La vida de Allan Pinkerton merecería todo un libro. Baste decir aquí que este escocés de familia humilde, que nació en Glasgow en 1819, que tuvo que huir de su país, donde temía ser arrestado por participar en protestas sociales, y que llegó a Norteamérica con una mano delante y otra detrás, llegó a fundar la Agencia de Detectives Pinkerton, posiblemente la más importante de la historia. Y no menos relevante es el hecho de que, en sus últimos años, publicó hasta una veintena de títulos en los que describía de manera ágil, directa, no muy sofisticada pero siempre tremendamente amena, algunos de sus casos más sonados.
La historia que nos ocupa, Los forajidos del Misisipí, relata el asalto a un tren que llevó a cabo la banda de los Farrington, así como su persecución y arresto por parte de la agencia (no estoy destripando el final; Pinkerton era ante todo un empresario, y la finalidad de sus libros era, sobre todo, dar publicidad a la agencia). Está repleta de acción desde la primera hasta la última página, pero lo que a este lector más le ha interesado es la transición de esos Estados Unidos que ya dejaban de estar divididos en infinitos pueblos sin ley, y donde cruzar la frontera del estado significaba alcanzar la impunidad en el siguiente, hacia un país que empezaba a contar con unas fuerzas de la ley con la potestad de actuar a través de los diferentes estados. Nuestro humilde escocés había creado un organismo precursor del FBI.
Es fácil subestimar obras como ésta, probablemente escrita (como toda la obra atribuida a Pinkerton) por un “negro” en una prosa del todo carente de florituras literarias. La estructura es tan lineal como las carreteras de Nebraska y las metáforas llevan años pudriéndose en la prisión del condado. Quedas pues advertido, forastero: este pueblo es demasiado pequeño para un lector exquisito y refinado. Aquí no queremos delicados petimetres, sino lectores capaces de arrastarse por el divertido lodo del humor negro y las observaciones implacables. Ved, si no, cómo las gastan en los alrededores de Moscow, Ohio:
La mayor parte de la población puede ser catalogada como blanca y pobre y constituye una variedad peculiar de la especie humana. Los hombres son altos, de articulaciones flexibles y dispépticos. Guardan gran parecido con los cultivos vegetales de los alrededores, pues son de crecimiento rápido, prolíficos y, por lo general, inútiles.

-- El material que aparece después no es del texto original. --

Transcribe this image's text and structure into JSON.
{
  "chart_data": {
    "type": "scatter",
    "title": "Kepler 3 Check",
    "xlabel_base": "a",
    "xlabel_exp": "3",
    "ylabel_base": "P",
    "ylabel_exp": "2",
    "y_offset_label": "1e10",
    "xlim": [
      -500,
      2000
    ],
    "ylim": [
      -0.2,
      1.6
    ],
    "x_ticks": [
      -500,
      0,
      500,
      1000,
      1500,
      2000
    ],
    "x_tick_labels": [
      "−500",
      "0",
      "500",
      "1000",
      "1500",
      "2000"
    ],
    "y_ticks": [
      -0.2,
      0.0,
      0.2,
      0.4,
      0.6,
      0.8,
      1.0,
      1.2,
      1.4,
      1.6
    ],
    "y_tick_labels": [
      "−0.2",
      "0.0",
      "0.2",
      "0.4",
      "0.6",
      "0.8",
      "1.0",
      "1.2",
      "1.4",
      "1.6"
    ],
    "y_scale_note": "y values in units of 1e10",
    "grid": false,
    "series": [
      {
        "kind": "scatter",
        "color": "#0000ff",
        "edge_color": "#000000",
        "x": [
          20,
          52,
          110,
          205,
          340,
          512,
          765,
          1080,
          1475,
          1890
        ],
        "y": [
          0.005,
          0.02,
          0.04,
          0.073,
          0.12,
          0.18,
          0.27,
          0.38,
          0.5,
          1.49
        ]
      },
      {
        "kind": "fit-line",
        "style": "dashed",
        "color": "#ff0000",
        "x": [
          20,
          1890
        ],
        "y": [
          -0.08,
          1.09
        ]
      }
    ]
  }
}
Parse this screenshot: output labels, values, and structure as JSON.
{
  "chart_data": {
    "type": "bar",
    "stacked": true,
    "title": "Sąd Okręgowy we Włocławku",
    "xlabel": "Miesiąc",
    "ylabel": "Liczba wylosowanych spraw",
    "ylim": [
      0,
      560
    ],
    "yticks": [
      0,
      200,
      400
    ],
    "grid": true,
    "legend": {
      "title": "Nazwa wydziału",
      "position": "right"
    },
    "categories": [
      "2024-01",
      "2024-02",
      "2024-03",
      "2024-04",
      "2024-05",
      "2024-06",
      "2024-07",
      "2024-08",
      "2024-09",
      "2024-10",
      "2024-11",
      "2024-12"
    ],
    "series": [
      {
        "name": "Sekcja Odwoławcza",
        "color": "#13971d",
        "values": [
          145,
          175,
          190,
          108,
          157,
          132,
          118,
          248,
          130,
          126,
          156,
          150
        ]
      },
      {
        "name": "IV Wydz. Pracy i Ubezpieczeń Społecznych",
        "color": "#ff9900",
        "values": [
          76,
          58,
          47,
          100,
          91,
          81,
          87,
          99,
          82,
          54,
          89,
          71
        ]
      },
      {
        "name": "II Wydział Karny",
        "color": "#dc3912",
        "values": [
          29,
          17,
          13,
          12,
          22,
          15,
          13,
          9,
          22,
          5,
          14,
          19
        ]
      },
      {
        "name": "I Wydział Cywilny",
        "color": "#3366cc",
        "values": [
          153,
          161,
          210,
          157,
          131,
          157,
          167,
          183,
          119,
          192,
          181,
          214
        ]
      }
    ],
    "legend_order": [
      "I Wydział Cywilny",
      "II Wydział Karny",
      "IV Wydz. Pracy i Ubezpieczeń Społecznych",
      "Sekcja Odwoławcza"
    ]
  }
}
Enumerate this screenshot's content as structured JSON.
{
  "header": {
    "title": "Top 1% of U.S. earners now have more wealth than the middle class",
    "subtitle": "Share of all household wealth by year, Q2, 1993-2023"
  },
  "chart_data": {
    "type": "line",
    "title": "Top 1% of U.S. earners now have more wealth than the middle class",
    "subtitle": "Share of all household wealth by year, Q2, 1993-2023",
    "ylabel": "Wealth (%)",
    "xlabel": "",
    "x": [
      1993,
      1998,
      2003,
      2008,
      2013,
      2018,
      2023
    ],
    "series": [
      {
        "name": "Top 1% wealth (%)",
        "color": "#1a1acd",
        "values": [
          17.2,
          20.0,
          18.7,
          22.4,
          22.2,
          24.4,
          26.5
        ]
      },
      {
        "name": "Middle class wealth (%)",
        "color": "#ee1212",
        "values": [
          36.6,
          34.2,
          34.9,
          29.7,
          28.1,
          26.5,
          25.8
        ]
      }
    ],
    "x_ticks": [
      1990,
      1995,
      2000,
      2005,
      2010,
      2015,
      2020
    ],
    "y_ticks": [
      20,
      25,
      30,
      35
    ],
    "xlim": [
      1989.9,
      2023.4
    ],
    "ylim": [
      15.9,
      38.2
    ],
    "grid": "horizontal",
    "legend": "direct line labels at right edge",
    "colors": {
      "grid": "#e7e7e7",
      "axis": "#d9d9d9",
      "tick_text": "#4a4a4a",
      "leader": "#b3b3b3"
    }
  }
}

Del mismo modo, si buscáis la épica de los lagos, las praderas y las Montañas Rocosas, habéis venido al sitio equivocado:
La ciénaga ocupa más de setenta millas de largo por treinta y cinco de ancho. Es un lodazal sin fondo y no hay mayor en todos los Estados Unidos (…) Si algún desdichado viajero se aventura por tales parajes, las enredaderas acuáticas lo atraparán, sus pies no encontrarán un apoyo seguro, su cuerpo se hundirá rápida y profundamente en el fango y sus huesos hallarán sepulcro donde nada, salvo un terremoto, los importunará jamás.
Vemos pasar lugares como Moscow, Nueva Madrid o Nigger-Wool. A salvo en este tren de mercancías, con el señor Pinkerton tocando la armónica, y mientras los policías malgastan frustrados sus últimas balas, servidor y los forajidos nos embarcamos, a nuestra manera, en la construcción del país, y de paso damos una lección de épica y aventuras a los Hammet, Chandler, John Ford y Tarantinos del futuro. ¿Otro trago de bourbon?